Il s’agit de poisson (en l’occurrence ici de la Roussette) qui se déguste froid dans une marinade de vinaigre, oignons et citron. C’est rigolo mais costaud du PH. Servi avec… des frites fraiches! Impeccables! A la graisse de bœuf! Ya pas mieux mon n’veu! Par contre, ya plus mauvais et c’est plus cher! 14/20! Sucré? Un « tiramisu au café ». Un vrai quoi. Avec des brisures de spéculos sur le chapeau: 14/20. 17€ la formule reste correcte d’autant que le pain est de qualité. Par contre, 3€ la SanPé 50cl en bouteille plastique, c’est exagéré. Vaut mieux ajouter des pesetas pour se siroter bière parmi la trentaine (belges ou pas) référencées par Laurence Vercammen.

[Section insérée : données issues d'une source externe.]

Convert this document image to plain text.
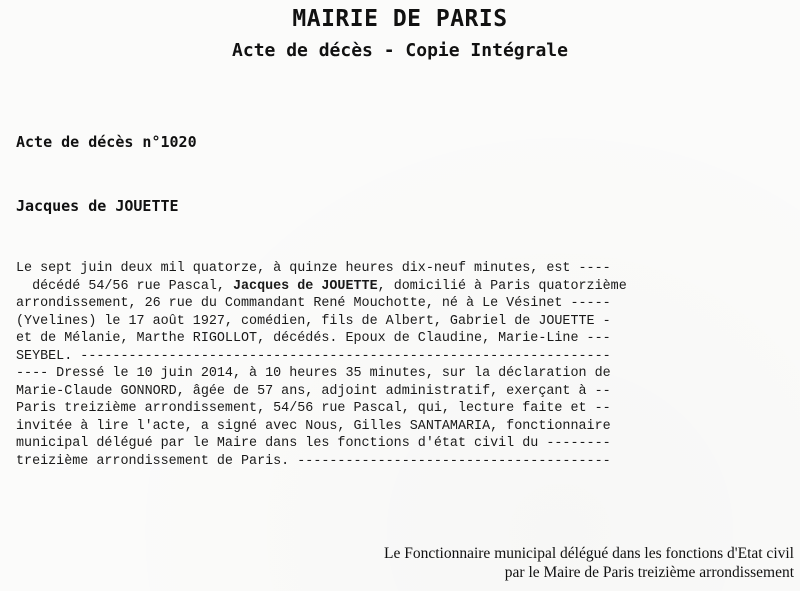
MAIRIE DE PARIS
Acte de décès - Copie Intégrale
Acte de décès n°1020
Jacques de JOUETTE
Le sept juin deux mil quatorze, à quinze heures dix-neuf minutes, est ----
décédé 54/56 rue Pascal, Jacques de JOUETTE, domicilié à Paris quatorzième
arrondissement, 26 rue du Commandant René Mouchotte, né à Le Vésinet -----
(Yvelines) le 17 août 1927, comédien, fils de Albert, Gabriel de JOUETTE -
et de Mélanie, Marthe RIGOLLOT, décédés. Epoux de Claudine, Marie-Line ---
SEYBEL. ------------------------------------------------------------------
---- Dressé le 10 juin 2014, à 10 heures 35 minutes, sur la déclaration de
Marie-Claude GONNORD, âgée de 57 ans, adjoint administratif, exerçant à --
Paris treizième arrondissement, 54/56 rue Pascal, qui, lecture faite et --
invitée à lire l'acte, a signé avec Nous, Gilles SANTAMARIA, fonctionnaire
municipal délégué par le Maire dans les fonctions d'état civil du --------
treizième arrondissement de Paris. ---------------------------------------
Le Fonctionnaire municipal délégué dans les fonctions d'Etat civil
par le Maire de Paris treizième arrondissement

Et tant d’autres choses gourmandes dans tous les coins de la boutique. Car plus que dans un strict restaurant, j’ai déjeuné dans une jolie boutique, une épicerie fine de produits (surtout) belges. Chocolats, biscuits, thés, confiseries, liqueurs etc. C’est joli aux mirettes et chaleureux dans le propos, ce qui nous change de l’autochtone restaurateur blasé de tout qui se plaint tout le temps parce que ya trop de charges et qu’on ne trouve pas de personnel qui veut travailler gratuitement et que les gens n’ont plus d’argent et que c’était mieux avant. Bref! Faut dire que son sourire c’est un peu le soleil à la charmante patronne: on l’appelle Lolo. Dans sa maison du Luberon, elle fait comme chez elle et vous vous sentez un peu comme chez vous sauf que ça s’appelle « Comme Chez Moi ».